There are many virtual Visit[x] methods offered by the ExpressionVisitor type. As I stated in the first article of this series, there were in general a large number of new types of expressions added to the .NET framework with 4.0.
When creating our ExpressionComparison class, we overrode many of these methods, but only the ones that held some bearing on the actual shape of the expression as far as an equality check was concerned. The same applies to our hash code calculator; it visits many of the same parts as was visited by the equality comparer, with some differences, namely, some overrides found in ExpressionComparison are not found in ExpressionHashCodeCalculator, and vice versa.
The reasons for not overriding a particular virtual method typically boil down to a lack of properties offered from which to grab hash codes that wouldn’t be offered in another, more centrally invoked override.

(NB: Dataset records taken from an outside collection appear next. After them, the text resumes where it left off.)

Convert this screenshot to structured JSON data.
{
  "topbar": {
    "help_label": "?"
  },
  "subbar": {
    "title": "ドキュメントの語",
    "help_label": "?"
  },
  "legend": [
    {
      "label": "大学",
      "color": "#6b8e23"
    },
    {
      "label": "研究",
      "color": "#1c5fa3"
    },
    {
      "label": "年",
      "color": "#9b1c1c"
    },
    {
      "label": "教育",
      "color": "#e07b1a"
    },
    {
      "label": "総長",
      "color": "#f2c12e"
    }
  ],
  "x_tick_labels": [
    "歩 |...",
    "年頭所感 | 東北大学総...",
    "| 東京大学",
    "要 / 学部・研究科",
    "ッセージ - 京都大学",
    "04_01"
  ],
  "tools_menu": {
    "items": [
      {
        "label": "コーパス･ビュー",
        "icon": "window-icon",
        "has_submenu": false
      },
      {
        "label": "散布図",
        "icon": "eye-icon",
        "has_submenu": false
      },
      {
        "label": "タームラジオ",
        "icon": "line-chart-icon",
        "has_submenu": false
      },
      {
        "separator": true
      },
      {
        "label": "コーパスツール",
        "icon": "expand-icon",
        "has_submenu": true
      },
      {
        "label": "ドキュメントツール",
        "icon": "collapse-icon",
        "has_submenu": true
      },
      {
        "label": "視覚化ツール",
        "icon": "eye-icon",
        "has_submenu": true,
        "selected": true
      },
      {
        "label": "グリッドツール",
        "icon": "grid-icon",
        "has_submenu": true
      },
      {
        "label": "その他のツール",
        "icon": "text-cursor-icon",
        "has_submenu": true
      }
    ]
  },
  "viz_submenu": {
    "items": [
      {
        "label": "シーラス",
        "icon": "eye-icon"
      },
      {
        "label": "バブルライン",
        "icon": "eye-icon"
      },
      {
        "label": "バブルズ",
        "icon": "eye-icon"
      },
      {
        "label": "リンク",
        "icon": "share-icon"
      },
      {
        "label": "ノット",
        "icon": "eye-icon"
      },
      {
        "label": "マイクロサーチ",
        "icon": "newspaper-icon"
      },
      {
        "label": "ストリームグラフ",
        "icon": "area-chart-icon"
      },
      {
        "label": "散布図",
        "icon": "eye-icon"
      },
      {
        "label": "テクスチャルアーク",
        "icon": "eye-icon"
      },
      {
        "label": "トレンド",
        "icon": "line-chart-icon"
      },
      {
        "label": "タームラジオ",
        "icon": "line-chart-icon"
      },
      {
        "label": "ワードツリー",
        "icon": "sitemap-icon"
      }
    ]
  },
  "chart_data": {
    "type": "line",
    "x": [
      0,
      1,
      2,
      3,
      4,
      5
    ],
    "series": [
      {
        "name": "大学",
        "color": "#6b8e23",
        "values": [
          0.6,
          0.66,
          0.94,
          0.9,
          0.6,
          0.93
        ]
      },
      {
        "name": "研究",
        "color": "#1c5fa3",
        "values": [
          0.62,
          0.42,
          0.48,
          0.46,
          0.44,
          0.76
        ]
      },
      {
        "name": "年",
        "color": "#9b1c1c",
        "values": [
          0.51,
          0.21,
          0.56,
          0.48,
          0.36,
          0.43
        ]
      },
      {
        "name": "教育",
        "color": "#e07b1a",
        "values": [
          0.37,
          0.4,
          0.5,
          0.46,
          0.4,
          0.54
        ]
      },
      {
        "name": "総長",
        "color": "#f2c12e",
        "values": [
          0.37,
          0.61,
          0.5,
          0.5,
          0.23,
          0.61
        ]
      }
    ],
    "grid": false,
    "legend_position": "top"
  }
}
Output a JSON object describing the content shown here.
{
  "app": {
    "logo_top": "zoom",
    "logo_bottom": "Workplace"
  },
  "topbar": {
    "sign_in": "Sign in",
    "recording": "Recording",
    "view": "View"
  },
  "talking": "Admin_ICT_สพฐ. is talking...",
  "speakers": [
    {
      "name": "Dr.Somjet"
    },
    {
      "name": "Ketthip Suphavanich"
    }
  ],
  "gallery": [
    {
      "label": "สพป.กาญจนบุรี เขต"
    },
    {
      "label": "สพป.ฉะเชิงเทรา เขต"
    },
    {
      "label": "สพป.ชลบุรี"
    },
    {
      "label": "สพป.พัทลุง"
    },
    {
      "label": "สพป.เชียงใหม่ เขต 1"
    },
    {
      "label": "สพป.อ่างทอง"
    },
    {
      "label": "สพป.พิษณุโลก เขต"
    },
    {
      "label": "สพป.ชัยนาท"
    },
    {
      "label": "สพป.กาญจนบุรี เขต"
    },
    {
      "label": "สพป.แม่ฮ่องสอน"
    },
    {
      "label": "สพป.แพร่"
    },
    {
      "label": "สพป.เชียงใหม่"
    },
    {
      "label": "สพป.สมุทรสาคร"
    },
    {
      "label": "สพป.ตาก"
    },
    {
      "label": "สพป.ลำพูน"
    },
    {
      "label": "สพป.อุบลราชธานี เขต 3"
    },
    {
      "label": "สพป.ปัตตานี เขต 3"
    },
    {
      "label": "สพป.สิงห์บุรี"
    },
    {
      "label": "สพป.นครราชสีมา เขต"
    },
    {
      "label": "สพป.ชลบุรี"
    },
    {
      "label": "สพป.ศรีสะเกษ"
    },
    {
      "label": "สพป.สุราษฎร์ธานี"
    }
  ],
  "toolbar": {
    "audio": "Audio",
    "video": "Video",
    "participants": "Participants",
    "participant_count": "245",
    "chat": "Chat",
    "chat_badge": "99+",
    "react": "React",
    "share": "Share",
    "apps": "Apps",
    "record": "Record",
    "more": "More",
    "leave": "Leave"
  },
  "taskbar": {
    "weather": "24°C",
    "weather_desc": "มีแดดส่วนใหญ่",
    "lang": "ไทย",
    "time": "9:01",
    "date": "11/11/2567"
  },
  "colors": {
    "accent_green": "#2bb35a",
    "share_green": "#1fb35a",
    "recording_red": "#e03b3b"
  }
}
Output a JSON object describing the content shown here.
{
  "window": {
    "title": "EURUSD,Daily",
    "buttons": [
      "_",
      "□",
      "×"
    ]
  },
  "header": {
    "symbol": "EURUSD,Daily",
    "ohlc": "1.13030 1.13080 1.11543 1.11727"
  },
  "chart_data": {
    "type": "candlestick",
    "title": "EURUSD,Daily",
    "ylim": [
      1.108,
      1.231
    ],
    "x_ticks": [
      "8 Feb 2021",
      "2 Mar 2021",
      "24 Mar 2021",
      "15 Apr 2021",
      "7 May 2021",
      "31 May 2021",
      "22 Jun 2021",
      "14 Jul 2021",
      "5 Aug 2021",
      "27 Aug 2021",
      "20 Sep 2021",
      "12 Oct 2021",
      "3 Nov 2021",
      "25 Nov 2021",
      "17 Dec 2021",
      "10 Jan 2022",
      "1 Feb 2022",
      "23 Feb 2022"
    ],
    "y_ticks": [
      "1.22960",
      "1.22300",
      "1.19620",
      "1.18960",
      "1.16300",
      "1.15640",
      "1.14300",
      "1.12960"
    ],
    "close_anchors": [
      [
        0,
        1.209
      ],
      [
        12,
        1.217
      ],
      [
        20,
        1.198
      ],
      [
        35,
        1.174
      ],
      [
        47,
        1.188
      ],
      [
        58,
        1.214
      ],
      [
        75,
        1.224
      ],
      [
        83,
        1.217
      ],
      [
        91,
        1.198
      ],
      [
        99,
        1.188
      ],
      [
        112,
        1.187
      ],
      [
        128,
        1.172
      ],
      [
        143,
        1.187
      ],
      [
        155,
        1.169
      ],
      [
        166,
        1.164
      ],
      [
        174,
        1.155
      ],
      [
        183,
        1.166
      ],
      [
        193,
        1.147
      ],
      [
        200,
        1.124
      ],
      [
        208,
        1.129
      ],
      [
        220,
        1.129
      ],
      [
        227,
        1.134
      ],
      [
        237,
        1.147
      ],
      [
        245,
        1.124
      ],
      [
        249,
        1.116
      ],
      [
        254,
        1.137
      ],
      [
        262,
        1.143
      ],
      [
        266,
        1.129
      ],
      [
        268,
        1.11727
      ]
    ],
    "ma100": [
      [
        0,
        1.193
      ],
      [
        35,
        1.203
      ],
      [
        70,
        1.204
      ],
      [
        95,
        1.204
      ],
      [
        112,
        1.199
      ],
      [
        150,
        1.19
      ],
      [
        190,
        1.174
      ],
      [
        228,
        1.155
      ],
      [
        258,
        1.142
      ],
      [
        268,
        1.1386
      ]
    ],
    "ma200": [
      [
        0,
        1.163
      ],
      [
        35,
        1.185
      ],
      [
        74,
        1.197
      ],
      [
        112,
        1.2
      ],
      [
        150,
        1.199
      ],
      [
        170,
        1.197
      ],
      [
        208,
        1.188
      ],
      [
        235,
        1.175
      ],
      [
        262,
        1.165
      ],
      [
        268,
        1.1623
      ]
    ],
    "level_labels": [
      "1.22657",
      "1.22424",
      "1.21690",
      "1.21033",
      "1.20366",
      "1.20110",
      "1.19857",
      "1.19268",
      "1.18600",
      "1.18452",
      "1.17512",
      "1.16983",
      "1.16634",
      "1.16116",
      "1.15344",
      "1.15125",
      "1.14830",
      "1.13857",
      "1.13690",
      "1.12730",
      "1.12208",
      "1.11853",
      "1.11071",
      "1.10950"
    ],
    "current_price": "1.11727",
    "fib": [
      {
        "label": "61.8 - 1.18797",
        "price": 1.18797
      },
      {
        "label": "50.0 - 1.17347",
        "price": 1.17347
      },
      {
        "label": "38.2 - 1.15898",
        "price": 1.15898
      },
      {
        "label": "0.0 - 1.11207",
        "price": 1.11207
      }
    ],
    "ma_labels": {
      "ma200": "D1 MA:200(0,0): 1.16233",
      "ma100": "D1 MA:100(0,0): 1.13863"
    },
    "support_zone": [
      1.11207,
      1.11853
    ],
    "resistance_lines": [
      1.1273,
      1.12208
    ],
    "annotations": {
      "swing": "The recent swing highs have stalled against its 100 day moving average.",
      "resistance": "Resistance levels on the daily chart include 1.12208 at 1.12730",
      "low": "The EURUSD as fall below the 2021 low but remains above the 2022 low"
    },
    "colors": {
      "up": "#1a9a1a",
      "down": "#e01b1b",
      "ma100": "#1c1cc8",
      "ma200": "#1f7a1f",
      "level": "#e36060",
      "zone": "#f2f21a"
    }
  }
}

For example, one virtual method not overridden is the VisitBlock, method. This method accepts a single BlockExpression typed parameter. If we look at the BlockExpression type, we’ll notice that it offers no additional properties unique to what’s offered by more base Expression types. Well…at least except for the Result property. But even the presence of this property is not cause enough for us to override the method, the reason being that the Result property itself (which is an Expression) is visited by the base VisitBlock implementation, and therefore would be end up being visited by another block of our code anyways.
There are a few more methods not included, but I’ll leave them as an exercise for the reader.
If anyone finds any types of expressions that the above code does not account for, I’d appreciate your input. When constructing this code, however, I tried to be fairly exhaustive in my efforts.